Pragmatisme adalah suatu aliran yang
mengajarkan bahwa yang benar ialah apa yang membuktikan dirinya sebagai benar
dengan perantaraan akibat-akibatnya yang bermanfaat secara praktis. Pegangan
pragmatisme adalah logika pengamatan. Aliran ini bersedia menerima segala
sesuatu, asal saja membawa akibat yang praktis. Pengalaman-pengalaman pribadi
diterimanya asal bermanfaat.
Makalah ini membahas tentang
epistemologi pragmatisme dari Wiliam James dan John Dewey
di mana tokoh yang terakhir dalam aliran pragmatisme ini lebih suka menyebut
pragmatisme dengan istilah instrumentalisme yang pemikirannya terpengaruh oleh
pendahulunya yaitu Hegel, Darwin dan James. Kemudian membahas juga mengenai
instrumentalisme John Dewey relevansinya dengan dunia pendidikan Islam.
PEMBAHASAN
A.
Pengertian Epistimologi Pragmatis
Epitomologi berasal dari kata Yunani “epesteme” yang
arti harfiahnya adalah pengetahuan. Ada
pula pandangan bahwa epistimologi adalah merupakan teori pengetahuan (theory of knowledge[1]). Pengertian
lain. Epistimologi adalah bagaimana suatu pengetahuan diukur kebenarannya, yang
memunculkan teori-teori kebenaran: teori kebenaran korespondensi, koherensi,
pragmatis.[2]
Dalam pengertian lain epistimologi adalah berasal dari
Yunani “episteme: dalam bahasa Yunani berasal dari kata kerja epistamai,
artinya mendudukkan, menempatkan, atau meletakkan. Maka secara harfiah episteme
berarti pengetahuan sebagai upaya intelektual untuk “menempatkan sesuatu dalam
kedudukan setempatnya”. Epistemologi kadang juga disebut teori pengetahuan (theory of knowledge; erkentnistheorie)[3]
Beberapa ahli yang mencoba mengungkapkan definisi
dari pada epistemologi adalah P. Hardono Hadi. Menurut beliau epistemologi
adalah cabang filsafat yang mempelajari dan mencoba menentukan kodrat dan skope
pengetahuan, pengandaian-pengandaian dan dasarnya, serta pertanggung jawaban
atas pernyataan mengenai pengetahuan yang dimiliki.
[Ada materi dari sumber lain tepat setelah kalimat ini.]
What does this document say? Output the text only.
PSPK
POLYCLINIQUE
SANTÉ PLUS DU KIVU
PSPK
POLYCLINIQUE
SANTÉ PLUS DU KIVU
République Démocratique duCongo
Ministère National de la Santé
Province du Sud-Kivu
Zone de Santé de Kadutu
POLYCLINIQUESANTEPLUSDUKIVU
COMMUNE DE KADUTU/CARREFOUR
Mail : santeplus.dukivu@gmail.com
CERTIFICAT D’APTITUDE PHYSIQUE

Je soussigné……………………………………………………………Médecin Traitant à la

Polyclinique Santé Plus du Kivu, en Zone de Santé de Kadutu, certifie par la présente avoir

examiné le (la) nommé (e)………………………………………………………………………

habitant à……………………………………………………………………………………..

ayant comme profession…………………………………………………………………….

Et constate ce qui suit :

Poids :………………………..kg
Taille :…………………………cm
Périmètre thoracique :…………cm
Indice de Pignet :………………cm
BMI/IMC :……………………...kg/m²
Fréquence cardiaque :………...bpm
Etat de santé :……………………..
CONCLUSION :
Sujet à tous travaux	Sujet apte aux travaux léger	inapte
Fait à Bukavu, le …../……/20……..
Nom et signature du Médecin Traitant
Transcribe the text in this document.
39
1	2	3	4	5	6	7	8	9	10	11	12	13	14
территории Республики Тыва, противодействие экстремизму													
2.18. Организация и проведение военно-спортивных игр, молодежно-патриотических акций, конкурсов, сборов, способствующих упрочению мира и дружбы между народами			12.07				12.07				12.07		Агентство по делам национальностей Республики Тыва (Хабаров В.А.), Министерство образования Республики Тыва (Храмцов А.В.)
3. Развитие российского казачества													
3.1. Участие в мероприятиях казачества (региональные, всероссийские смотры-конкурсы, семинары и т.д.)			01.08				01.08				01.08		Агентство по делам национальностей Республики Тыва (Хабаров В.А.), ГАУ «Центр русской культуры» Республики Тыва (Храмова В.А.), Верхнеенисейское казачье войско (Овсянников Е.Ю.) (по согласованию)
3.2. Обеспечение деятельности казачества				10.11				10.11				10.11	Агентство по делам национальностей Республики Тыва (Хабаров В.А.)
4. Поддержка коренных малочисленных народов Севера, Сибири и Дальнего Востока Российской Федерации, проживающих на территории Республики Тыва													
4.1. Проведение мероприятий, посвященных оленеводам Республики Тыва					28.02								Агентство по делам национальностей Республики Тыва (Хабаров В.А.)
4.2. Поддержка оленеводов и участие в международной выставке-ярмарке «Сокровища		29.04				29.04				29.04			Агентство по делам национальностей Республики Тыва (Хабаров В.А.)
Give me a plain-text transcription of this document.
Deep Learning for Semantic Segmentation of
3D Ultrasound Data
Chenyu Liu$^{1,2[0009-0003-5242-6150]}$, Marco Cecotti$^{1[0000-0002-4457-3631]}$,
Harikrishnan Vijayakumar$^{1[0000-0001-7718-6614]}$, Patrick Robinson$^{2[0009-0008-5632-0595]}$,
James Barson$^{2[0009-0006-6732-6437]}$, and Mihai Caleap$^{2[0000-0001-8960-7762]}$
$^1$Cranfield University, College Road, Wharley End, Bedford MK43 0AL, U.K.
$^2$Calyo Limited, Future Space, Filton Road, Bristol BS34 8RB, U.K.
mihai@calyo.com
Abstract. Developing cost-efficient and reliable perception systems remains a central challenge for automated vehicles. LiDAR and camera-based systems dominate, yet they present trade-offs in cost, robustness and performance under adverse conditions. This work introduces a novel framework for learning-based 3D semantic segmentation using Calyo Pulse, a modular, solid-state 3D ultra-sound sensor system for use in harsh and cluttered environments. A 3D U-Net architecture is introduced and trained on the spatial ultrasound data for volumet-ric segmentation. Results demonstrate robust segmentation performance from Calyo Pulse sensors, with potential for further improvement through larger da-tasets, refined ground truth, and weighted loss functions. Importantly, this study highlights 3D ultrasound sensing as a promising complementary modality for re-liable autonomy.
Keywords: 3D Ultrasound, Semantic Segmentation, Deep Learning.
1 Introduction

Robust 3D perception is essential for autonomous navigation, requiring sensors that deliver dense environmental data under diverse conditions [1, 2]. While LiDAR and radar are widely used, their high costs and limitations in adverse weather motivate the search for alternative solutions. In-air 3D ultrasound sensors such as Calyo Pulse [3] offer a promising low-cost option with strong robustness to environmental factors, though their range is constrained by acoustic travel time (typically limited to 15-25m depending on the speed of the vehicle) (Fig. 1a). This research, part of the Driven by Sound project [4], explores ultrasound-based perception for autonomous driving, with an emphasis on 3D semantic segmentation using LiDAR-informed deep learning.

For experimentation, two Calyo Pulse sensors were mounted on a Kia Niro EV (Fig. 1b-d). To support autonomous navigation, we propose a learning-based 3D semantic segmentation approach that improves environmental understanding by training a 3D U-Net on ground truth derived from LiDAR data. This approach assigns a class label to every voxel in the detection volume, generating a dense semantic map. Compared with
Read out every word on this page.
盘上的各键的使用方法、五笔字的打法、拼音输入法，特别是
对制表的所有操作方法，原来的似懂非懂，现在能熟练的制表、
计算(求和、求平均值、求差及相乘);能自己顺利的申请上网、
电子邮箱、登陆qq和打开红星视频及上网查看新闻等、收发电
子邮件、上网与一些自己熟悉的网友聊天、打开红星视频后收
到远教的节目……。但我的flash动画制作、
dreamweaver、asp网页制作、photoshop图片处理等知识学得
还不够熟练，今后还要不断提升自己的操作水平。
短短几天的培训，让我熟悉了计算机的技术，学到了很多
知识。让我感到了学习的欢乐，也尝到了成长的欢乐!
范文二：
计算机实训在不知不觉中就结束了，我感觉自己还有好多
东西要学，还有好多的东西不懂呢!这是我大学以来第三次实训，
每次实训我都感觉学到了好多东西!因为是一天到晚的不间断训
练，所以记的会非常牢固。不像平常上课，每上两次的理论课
Tokoh lain yang mencoba
mendefinisikan epistemoogi adalah D.W Hamlyin, beliau mengatakan bahwa
epistemologi sebagai cabang filsafat yang berurusan dengan hakikat dan
lingkup pengetahuan, dasar dan pengandaian – pengandaian serta secara umum hal
itu dapat diandalkannya sebagai penegasan bahwa orang memiliki
pengetahuan[4]
Runes dalam kamusnya menjelaskan bahwa epistemology
is the branch of philosophy which investigates the origin, stukture, methods
and validity of knowledge. Itulah sebabnya kita sering menyebutnya dengan
istilah epistemologi untuk pertama kalinya muncul dan digunakan oleh J.F
Ferrier pada tahun 1854 (Runes, 1971-1994)[5].
Pragmatisme
berasal dari bahasa Yunani: pragma, artinya yang dikerjakan, yang
dilakukan, perbuatan, tindakan. Pragmatisme
pada dasarnya merupakan gerakan filsafat Amerika yang begitu dominan selama
satu abad terakhir dan mencerminkan sifat-sifat kehidupan Amerika. Demikian
dekatnya pragmatisme dangan Amerika sehingga Popkin dan Stroll menyatakan bahwa
pragmatisme merupakan gerakan yang berasal dari Amerika yang memiliki pengaruh
mendalam dalam kehidupan intelektual di Amerika. Bagi kebanyakan rakyat
Amerika, pertanyaan-pertanyaan tentang kebenaran, asal dan tujuan, hakekat
serta hal-hal metafisis yang menjadi pokok pembahasan dalam filsafat Barat
dirasakan amat teoritis. Rakyat Amerika umumya menginginkan hasil yang
kongkrit. Sesuatu yang penting harus pula kelihatan dalam kegunaannya. Oleh
karena itu, pertanyan what is harus dieliminir dengan what for
dalam filsafat praktis[6]
Kata pragmatisme sering sekali di
ucapkan orang. Orang-orang menyebut kata ini biasanya dalam pengertian
praktis. Jika orang berkata, rencana ini kurang pragmatis, maka maksudnya
adalah rencana ini kurang praktis. Pengertian seperti itu tidak begitu jauh
dari pengertian pragmatisme yang sebenarnya, tapi belum menggambarkan
keseluruhan pengertian pragmatism.
Pragmatisme
adalah aliran dari filsafat yang berpandangan bahwa kriteria kebenaran
sesuatu adalah apakah sesuatu itu memiliki kegunaan bagi kehidupan nyata
oleh sebab itu kebenaran sifatnya menjadi relative tidak mutlak. Mungkin
sesuatu konsep atau peraturan sama sekali tidak memberikan kegunaan bagi
masyarakat tertentu, tetapi berguna bagi masyarakat yang lain. Maka konsep itu
dinyatakan benar oleh masyarakat yang kedua.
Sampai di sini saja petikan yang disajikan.